Creating a GitHub action

This example should serve as a starting point for decrypting secrets with github and nothing more. You should decide how you build, publish and deploy your application.

Having the following Github action, we can automatically decrypt our secrets, inject them during build time, and publish our image.

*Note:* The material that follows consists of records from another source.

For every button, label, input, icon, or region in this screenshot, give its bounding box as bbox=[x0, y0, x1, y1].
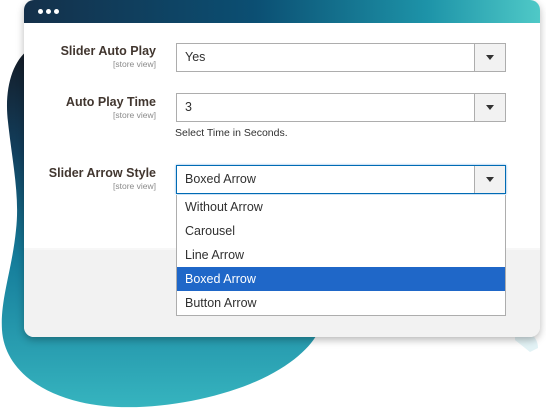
autoplay-time-select[interactable]: 3 bbox=[176, 93, 506, 122]
arrow-style-dropdown: Without Arrow Carousel Line Arrow Boxed … bbox=[176, 195, 506, 316]
autoplay-time-value: 3 bbox=[185, 100, 192, 114]
dropdown-option[interactable]: Button Arrow bbox=[177, 291, 505, 315]
dropdown-option-selected[interactable]: Boxed Arrow bbox=[177, 267, 505, 291]
autoplay-time-hint: Select Time in Seconds. bbox=[175, 127, 288, 139]
autoplay-time-label-group: Auto Play Time [store view] bbox=[24, 95, 156, 120]
autoplay-scope: [store view] bbox=[113, 59, 156, 69]
settings-window: Slider Auto Play [store view] Yes Auto P… bbox=[24, 0, 540, 337]
dropdown-option[interactable]: Without Arrow bbox=[177, 195, 505, 219]
window-controls bbox=[38, 9, 62, 14]
chevron-down-icon bbox=[486, 177, 494, 182]
autoplay-label-group: Slider Auto Play [store view] bbox=[24, 44, 156, 69]
arrow-style-label-group: Slider Arrow Style [store view] bbox=[24, 166, 156, 191]
chevron-down-icon bbox=[486, 105, 494, 110]
arrow-style-select-button[interactable] bbox=[474, 166, 505, 193]
window-dot-icon[interactable] bbox=[38, 9, 43, 14]
autoplay-time-select-button[interactable] bbox=[474, 94, 505, 121]
arrow-style-scope: [store view] bbox=[113, 181, 156, 191]
window-dot-icon[interactable] bbox=[46, 9, 51, 14]
dropdown-option[interactable]: Line Arrow bbox=[177, 243, 505, 267]
autoplay-label: Slider Auto Play bbox=[60, 44, 156, 58]
arrow-style-label: Slider Arrow Style bbox=[48, 166, 156, 180]
window-dot-icon[interactable] bbox=[54, 9, 59, 14]
autoplay-time-label: Auto Play Time bbox=[65, 95, 156, 109]
autoplay-value: Yes bbox=[185, 50, 206, 64]
stage: Slider Auto Play [store view] Yes Auto P… bbox=[0, 0, 546, 418]
chevron-down-icon bbox=[486, 55, 494, 60]
dropdown-option[interactable]: Carousel bbox=[177, 219, 505, 243]
autoplay-time-scope: [store view] bbox=[113, 110, 156, 120]
arrow-style-select[interactable]: Boxed Arrow bbox=[176, 165, 506, 194]
arrow-style-value: Boxed Arrow bbox=[185, 172, 256, 186]
autoplay-select-button[interactable] bbox=[474, 44, 505, 71]
window-titlebar bbox=[24, 0, 540, 23]
autoplay-select[interactable]: Yes bbox=[176, 43, 506, 72]
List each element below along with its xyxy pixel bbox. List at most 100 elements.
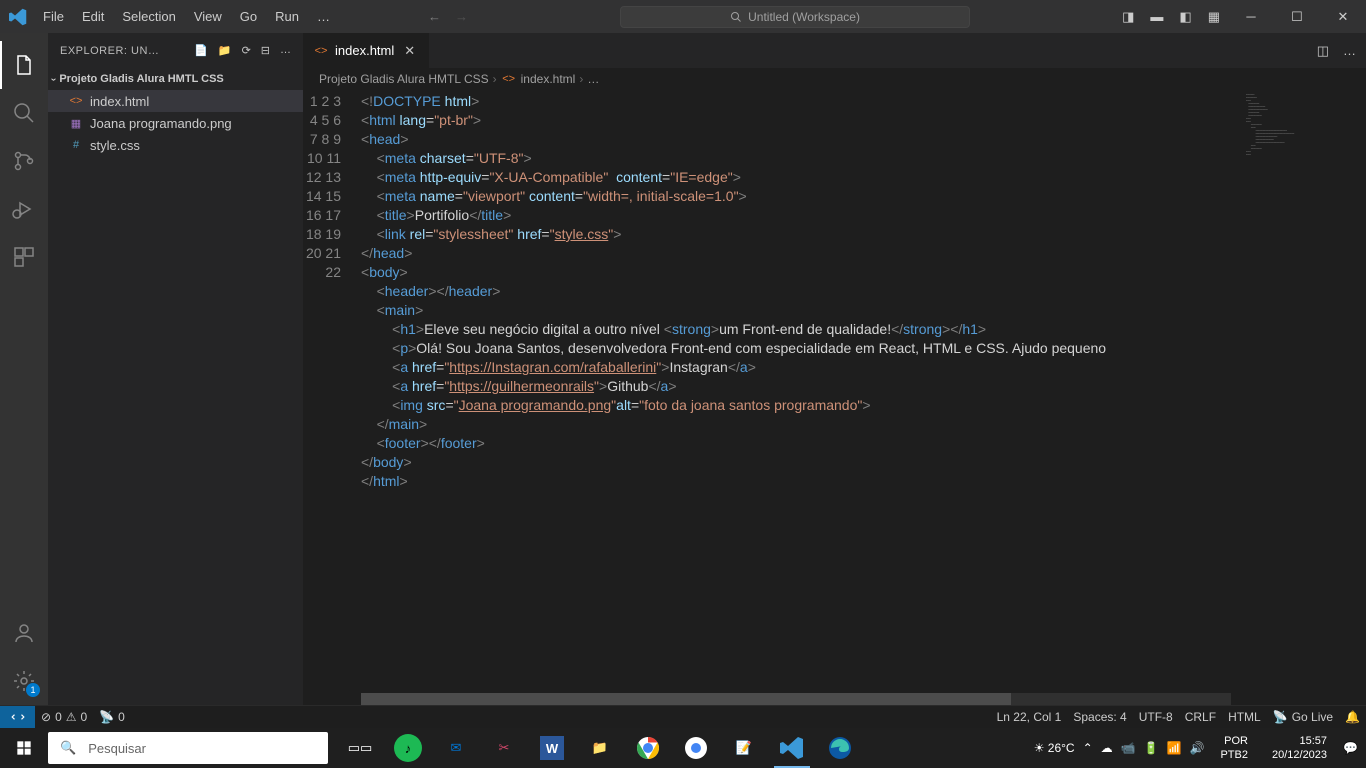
chevron-right-icon: › <box>493 72 497 86</box>
command-center-text: Untitled (Workspace) <box>748 10 860 24</box>
taskbar-explorer-icon[interactable]: 📁 <box>576 728 624 768</box>
window-close[interactable]: ✕ <box>1320 0 1366 33</box>
image-file-icon: ▦ <box>68 115 84 131</box>
statusbar: ⊘0 ⚠0 📡0 Ln 22, Col 1 Spaces: 4 UTF-8 CR… <box>0 705 1366 728</box>
file-label: Joana programando.png <box>90 116 232 131</box>
titlebar: File Edit Selection View Go Run … ← → Un… <box>0 0 1366 33</box>
collapse-icon[interactable]: ⊟ <box>261 44 270 57</box>
tray-clock[interactable]: 15:57 20/12/2023 <box>1264 734 1335 762</box>
breadcrumb[interactable]: Projeto Gladis Alura HMTL CSS › <> index… <box>303 68 1366 90</box>
activity-sourcecontrol[interactable] <box>0 137 48 185</box>
horizontal-scrollbar[interactable] <box>361 693 1231 705</box>
taskbar-taskview-icon[interactable]: ▭▭ <box>336 728 384 768</box>
status-eol[interactable]: CRLF <box>1179 706 1222 728</box>
menu-selection[interactable]: Selection <box>114 5 183 28</box>
status-problems[interactable]: ⊘0 ⚠0 <box>35 706 93 728</box>
layout-controls: ◨ ▬ ◧ ▦ <box>1122 9 1228 25</box>
taskbar-search[interactable]: 🔍 Pesquisar <box>48 732 328 764</box>
tab-more-icon[interactable]: … <box>1343 43 1356 58</box>
tray-onedrive-icon[interactable]: ☁ <box>1101 741 1113 755</box>
nav-forward-icon[interactable]: → <box>455 9 468 24</box>
tray-weather[interactable]: ☀ 26°C <box>1034 741 1075 755</box>
settings-badge: 1 <box>26 683 40 697</box>
new-folder-icon[interactable]: 📁 <box>218 44 232 57</box>
tab-index-html[interactable]: <> index.html ✕ <box>303 33 430 68</box>
status-encoding[interactable]: UTF-8 <box>1133 706 1179 728</box>
taskbar-search-placeholder: Pesquisar <box>88 741 146 756</box>
nav-back-icon[interactable]: ← <box>428 9 441 24</box>
layout-sidebar-left-icon[interactable]: ◨ <box>1122 9 1134 25</box>
status-spaces[interactable]: Spaces: 4 <box>1067 706 1132 728</box>
file-item-image[interactable]: ▦ Joana programando.png <box>48 112 303 134</box>
editor-area: <> index.html ✕ ◫ … Projeto Gladis Alura… <box>303 33 1366 705</box>
tray-meet-icon[interactable]: 📹 <box>1121 741 1136 755</box>
scrollbar-thumb[interactable] <box>361 693 1011 705</box>
taskbar-word-icon[interactable]: W <box>528 728 576 768</box>
layout-customize-icon[interactable]: ▦ <box>1208 9 1220 25</box>
breadcrumb-folder[interactable]: Projeto Gladis Alura HMTL CSS <box>319 72 489 86</box>
activity-debug[interactable] <box>0 185 48 233</box>
taskbar-vscode-icon[interactable] <box>768 728 816 768</box>
minimap[interactable]: ▬▬▬▬▬▬▬ ▬▬▬▬▬▬▬▬▬ ▬▬▬▬ ▬▬▬▬▬▬▬▬▬ ▬▬▬▬▬▬▬… <box>1242 90 1352 230</box>
window-minimize[interactable]: ─ <box>1228 0 1274 33</box>
taskbar-chrome2-icon[interactable] <box>672 728 720 768</box>
refresh-icon[interactable]: ⟳ <box>242 44 251 57</box>
status-lang[interactable]: HTML <box>1222 706 1267 728</box>
taskbar-edge-icon[interactable] <box>816 728 864 768</box>
tray-wifi-icon[interactable]: 📶 <box>1167 741 1182 755</box>
windows-taskbar: 🔍 Pesquisar ▭▭ ♪ ✉ ✂ W 📁 📝 ☀ 26°C ⌃ ☁ 📹 … <box>0 728 1366 768</box>
status-ports[interactable]: 📡0 <box>93 706 131 728</box>
window-maximize[interactable]: ☐ <box>1274 0 1320 33</box>
taskbar-spotify-icon[interactable]: ♪ <box>384 728 432 768</box>
status-cursor[interactable]: Ln 22, Col 1 <box>991 706 1068 728</box>
file-item-style[interactable]: # style.css <box>48 134 303 156</box>
taskbar-notepad-icon[interactable]: 📝 <box>720 728 768 768</box>
tray-lang[interactable]: POR PTB2 <box>1212 734 1256 762</box>
layout-panel-icon[interactable]: ▬ <box>1150 9 1163 24</box>
html-file-icon: <> <box>501 71 517 87</box>
tray-chevron-icon[interactable]: ⌃ <box>1083 741 1093 755</box>
activity-search[interactable] <box>0 89 48 137</box>
file-label: index.html <box>90 94 149 109</box>
breadcrumb-file[interactable]: index.html <box>521 72 576 86</box>
file-item-index[interactable]: <> index.html <box>48 90 303 112</box>
folder-root[interactable]: › Projeto Gladis Alura HMTL CSS <box>48 68 303 90</box>
activity-settings[interactable]: 1 <box>0 657 48 705</box>
breadcrumb-tail[interactable]: … <box>587 72 599 86</box>
menu-file[interactable]: File <box>35 5 72 28</box>
taskbar-snip-icon[interactable]: ✂ <box>480 728 528 768</box>
folder-name: Projeto Gladis Alura HMTL CSS <box>59 73 223 85</box>
taskbar-chrome-icon[interactable] <box>624 728 672 768</box>
menu-more[interactable]: … <box>309 5 338 28</box>
activity-explorer[interactable] <box>0 41 48 89</box>
tray-volume-icon[interactable]: 🔊 <box>1190 741 1205 755</box>
menu-go[interactable]: Go <box>232 5 265 28</box>
tray-notifications-icon[interactable]: 💬 <box>1343 741 1358 755</box>
status-golive[interactable]: 📡Go Live <box>1267 706 1339 728</box>
explorer-more-icon[interactable]: … <box>280 44 291 57</box>
menu-edit[interactable]: Edit <box>74 5 112 28</box>
layout-sidebar-right-icon[interactable]: ◧ <box>1179 9 1191 25</box>
remote-indicator[interactable] <box>0 706 35 728</box>
command-center[interactable]: Untitled (Workspace) <box>620 6 970 28</box>
explorer-title: EXPLORER: UNTI… <box>60 45 160 57</box>
split-editor-icon[interactable]: ◫ <box>1317 43 1329 59</box>
activity-extensions[interactable] <box>0 233 48 281</box>
tray-battery-icon[interactable]: 🔋 <box>1144 741 1159 755</box>
status-bell-icon[interactable]: 🔔 <box>1339 706 1366 728</box>
chevron-down-icon: › <box>48 77 59 80</box>
menu-run[interactable]: Run <box>267 5 307 28</box>
html-file-icon: <> <box>68 93 84 109</box>
taskbar-mail-icon[interactable]: ✉ <box>432 728 480 768</box>
css-file-icon: # <box>68 137 84 153</box>
search-icon: 🔍 <box>48 740 88 756</box>
start-button[interactable] <box>0 728 48 768</box>
menu-view[interactable]: View <box>186 5 230 28</box>
tab-close-icon[interactable]: ✕ <box>400 43 419 59</box>
line-gutter: 1 2 3 4 5 6 7 8 9 10 11 12 13 14 15 16 1… <box>303 90 361 705</box>
window-controls: ─ ☐ ✕ <box>1228 0 1366 33</box>
new-file-icon[interactable]: 📄 <box>194 44 208 57</box>
code-editor[interactable]: 1 2 3 4 5 6 7 8 9 10 11 12 13 14 15 16 1… <box>303 90 1366 705</box>
code-content[interactable]: <!DOCTYPE html> <html lang="pt-br"> <hea… <box>361 90 1366 705</box>
activity-account[interactable] <box>0 609 48 657</box>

name: Setup, Build, Publish and Deployon: 
push:
branches:
- master
# Environment variables available to all jobs and steps in this workflow
env:
GCP_PROJECT: ${{ secrets.GCP_PROJECT }}
GCP_EMAIL: ${{ secrets.GCP_EMAIL }}
GITHUB_SHA: ${{ github.sha }}
IMAGE: sample-secret-management
GOOGLE_APPLICATION_CREDENTIALS: /tmp/github-account.json
REGISTRY_HOSTNAME: docker.io
DOCKER_USERNAME: ${{ secrets.DOCKER_USERNAME }}
jobs:
setup-build-publish-deploy:
name: Setup, Build, Publish, and Deploy
runs-on: ubuntu-latest
steps:
- name: Checkout
uses: actions/checkout@v2
# Setup gcloud CLI
- uses: GoogleCloudPlatform/github-actions/setup-gcloud@master
with:
version: '270.0.0'
service_account_email: ${{ secrets.GCP_EMAIL }}
service_account_key: ${{ secrets.GCP_KEY }}
# Download sops and install
- name: Setup sops
run: |
sudo wget https://github.com/mozilla/sops/releases/download/v3.6.0/sops-v3.6.0.linux -O sops
sudo chmod 0755 sops
sudo mv sops /bin
# Configure default gcp authentication
cat > /tmp/github-account.json <<EOL
${{ secrets.GCP_KEY }}
EOL
gcloud config set project $GCP_PROJECT

# Build the Docker image
- name: Build
run: |
# Decrypt secrets
decrypted_secrets="$(sops --decrypt secrets/env.enc)"
# Parse decrypted env secrets into docker args format
build_args="$(for i in $decrypted_secrets;do echo --build-arg $i;done)"
# Building image and redirecting output to /dev/null to mask our secrets
docker build $build_args \
-t $REGISTRY_HOSTNAME/$DOCKER_USERNAME/$IMAGE:$GITHUB_SHA \
-t $REGISTRY_HOSTNAME/$DOCKER_USERNAME/$IMAGE:latest . > /dev/null
# Push the Docker image
- name: Publish
run: |
docker login -u $DOCKER_USERNAME -p ${{ secrets.DOCKER_PASSWORD }}
docker push $REGISTRY_HOSTNAME/$DOCKER_USERNAME/$IMAGE
- name: Deploy
run: |
echo "your deploy code here"

Running our example

For validating this example I exposed the secrets at localhost:8000/

Running and testing our sample:

docker pull docker.io/stefanm88/sample-secret-management
docker run -d -p 8000:8000 docker.io/stefanm88/sample-secret-management
curl localhost:8000
DB_USERNAME=secretdbusername
DB_PASSWORD=secretdbpassword

Conclusion

We saw that we can use GitHub, SOPS, and GCP as our SSaaS facilitator. Although this solution may be complex, it has some strengths and weaknesses over the secret manager offered by cloud providers such as AWS and GCP.

Strengths:

  • Separation of encrypted data from its keys
  • Minimal trust between parties
  • Modularity and Flexibility
  • Secrets can stay with the code

Weaknesses:

  • Much more complex to implement and maintain
  • Not as many features out-of-the-box

Even though this solution does not have as many features as a cloud secret manager, it does have many opportunities such as rotating secrets via Github cronjobs, auto-encryption with Github hooks, and many more.